- Film poster
- Directed by: Noboru Iguchi
- Written by: Noboru Iguchi
- Produced by: Motohisa Nagata Yoichi Sakai Mana Fukui
- Starring: Rina Takeda Shigeru Matsuzaki Kentaro Shimazu Asami Sugiura Demo Tanaka
- Release dates: 22 July 2012 (Fantasia Festival, Montreal);
- Running time: 91 minutes
- Country: Japan
- Language: Japanese

= Dead Sushi =

Dead Sushi (デッド寿司, Deddo sushi) is a 2012 Japanese comedy horror film directed by Noboru Iguchi. The film involves Keiko (Rina Takeda) who is the daughter of a famous sushi chef. She leaves home for an inn where she is bullied by the president of Komatsu Pharmaceuticals. A Komatsu researcher arrives intent on revenge by creating a serum that turns fish on rice into killer sushi. Keiko teams up with the former sushi chef Sawada to fight off the creatures.

==Production==
Director and writer Noboru Iguchi decided to work on a film after the film Piranha 3D (2010) was popular in Japan. Iguchi was also influenced by the film Attack of the Killer Tomatoes by the idea of food attacking people. The film contains a number of action sequences which Iguchi said he wanted to be more comedic than his previous films. Yoshihiro Nishimura contributed to the special effects in the film.

Dead Sushi is the first film to be released from Walker Pictures, the new producing and distribution offshoot of the Japanese talent agency Office Walker.

==Cast==
- Rina Takeda as Keiko
- Shigeru Matsuzaki as Sawada
- Kentaro Shimazu as Yamada
- Asami Sugiura as Yumi Hanamaki
- Demo Tanaka
- Takamasa Suga as Nosaka
- Takashi Nishina as Mr.
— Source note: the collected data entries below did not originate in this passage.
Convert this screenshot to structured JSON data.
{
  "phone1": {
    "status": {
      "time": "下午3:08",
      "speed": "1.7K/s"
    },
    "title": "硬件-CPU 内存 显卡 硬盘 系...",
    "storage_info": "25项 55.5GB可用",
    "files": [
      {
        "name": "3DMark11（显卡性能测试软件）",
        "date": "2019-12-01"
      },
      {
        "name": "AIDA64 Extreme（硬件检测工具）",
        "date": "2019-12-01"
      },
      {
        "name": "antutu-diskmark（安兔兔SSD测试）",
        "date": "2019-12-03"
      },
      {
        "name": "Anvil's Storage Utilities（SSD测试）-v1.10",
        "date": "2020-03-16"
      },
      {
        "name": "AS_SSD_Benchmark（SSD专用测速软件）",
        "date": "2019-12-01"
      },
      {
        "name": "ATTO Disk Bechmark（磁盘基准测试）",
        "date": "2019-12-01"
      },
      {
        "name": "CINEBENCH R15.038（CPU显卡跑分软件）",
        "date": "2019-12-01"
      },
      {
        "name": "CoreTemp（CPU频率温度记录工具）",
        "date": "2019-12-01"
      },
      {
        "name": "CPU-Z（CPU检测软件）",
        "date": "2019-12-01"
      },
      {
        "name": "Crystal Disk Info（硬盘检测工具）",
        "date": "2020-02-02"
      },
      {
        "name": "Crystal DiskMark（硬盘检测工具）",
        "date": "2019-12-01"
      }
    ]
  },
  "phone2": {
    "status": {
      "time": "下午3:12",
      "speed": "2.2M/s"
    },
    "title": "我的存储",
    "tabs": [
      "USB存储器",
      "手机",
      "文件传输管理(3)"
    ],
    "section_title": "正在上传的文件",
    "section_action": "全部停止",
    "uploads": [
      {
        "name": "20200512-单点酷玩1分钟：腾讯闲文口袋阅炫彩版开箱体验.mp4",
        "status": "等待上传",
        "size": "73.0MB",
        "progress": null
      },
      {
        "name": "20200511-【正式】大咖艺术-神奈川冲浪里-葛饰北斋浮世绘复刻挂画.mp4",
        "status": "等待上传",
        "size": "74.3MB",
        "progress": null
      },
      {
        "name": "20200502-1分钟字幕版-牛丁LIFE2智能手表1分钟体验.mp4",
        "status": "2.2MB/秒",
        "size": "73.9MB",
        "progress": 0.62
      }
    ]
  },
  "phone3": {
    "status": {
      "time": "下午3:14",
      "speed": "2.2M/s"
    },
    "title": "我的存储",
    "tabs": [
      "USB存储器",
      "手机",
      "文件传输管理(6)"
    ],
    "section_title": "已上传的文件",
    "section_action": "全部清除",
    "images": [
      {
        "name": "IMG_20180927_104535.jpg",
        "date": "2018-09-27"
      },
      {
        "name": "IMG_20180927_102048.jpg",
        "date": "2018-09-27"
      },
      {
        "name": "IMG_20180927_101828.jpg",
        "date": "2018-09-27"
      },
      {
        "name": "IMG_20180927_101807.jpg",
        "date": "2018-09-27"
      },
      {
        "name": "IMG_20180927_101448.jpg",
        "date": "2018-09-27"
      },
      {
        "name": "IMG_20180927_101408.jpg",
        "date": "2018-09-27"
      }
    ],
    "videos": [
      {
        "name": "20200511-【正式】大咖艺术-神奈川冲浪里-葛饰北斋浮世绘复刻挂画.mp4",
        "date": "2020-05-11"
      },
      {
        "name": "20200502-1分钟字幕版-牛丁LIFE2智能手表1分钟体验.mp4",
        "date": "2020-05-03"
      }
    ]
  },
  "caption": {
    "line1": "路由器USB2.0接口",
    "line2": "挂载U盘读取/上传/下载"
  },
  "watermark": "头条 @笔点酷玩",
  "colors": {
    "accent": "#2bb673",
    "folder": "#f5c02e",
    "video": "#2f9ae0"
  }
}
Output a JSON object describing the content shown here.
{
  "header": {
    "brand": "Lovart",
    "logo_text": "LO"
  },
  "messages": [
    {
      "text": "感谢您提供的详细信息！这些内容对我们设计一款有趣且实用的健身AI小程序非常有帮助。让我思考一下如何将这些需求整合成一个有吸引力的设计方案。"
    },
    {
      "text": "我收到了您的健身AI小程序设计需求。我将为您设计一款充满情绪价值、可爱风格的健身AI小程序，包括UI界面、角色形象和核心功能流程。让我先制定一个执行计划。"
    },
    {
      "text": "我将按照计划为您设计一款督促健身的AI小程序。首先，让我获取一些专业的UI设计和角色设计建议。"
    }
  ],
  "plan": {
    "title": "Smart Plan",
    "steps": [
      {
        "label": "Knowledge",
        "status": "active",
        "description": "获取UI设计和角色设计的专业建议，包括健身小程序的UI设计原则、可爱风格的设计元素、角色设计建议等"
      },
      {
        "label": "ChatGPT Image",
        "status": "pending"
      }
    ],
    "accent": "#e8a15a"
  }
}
Hanamaki
- Yui Murata as Miss Enomoto

==Release==
Dead Sushi had its world premiere at the Fantasia Festival on 22 July 2012.

==Reviews==
In a review for Dead Sushi and Zombie Ass: Toilet of the Dead, horror magazine Fangoria gave the film a 2 and a half rating out of four, stating that the film "kind of defy ratings; obviously they’re not high art, and the serious critic in me believes the score below is appropriate for these slight, outrageous confections. Yet they’re also diverting, raucous fun when seen in the company of like-minded viewers, so that rating can be augmented by half a skull (or more) if you’re able to watch these movies with a group". Variety gave the film a mixed review, noting that "the comic dialogue lacks zing and most perfs are pitched too high even for this type of nonsense, Takeda tones it down nicely and impressively kicks the butts of sleazy corporate types and seafood. Effects are super-cheesy; other tech work is passable."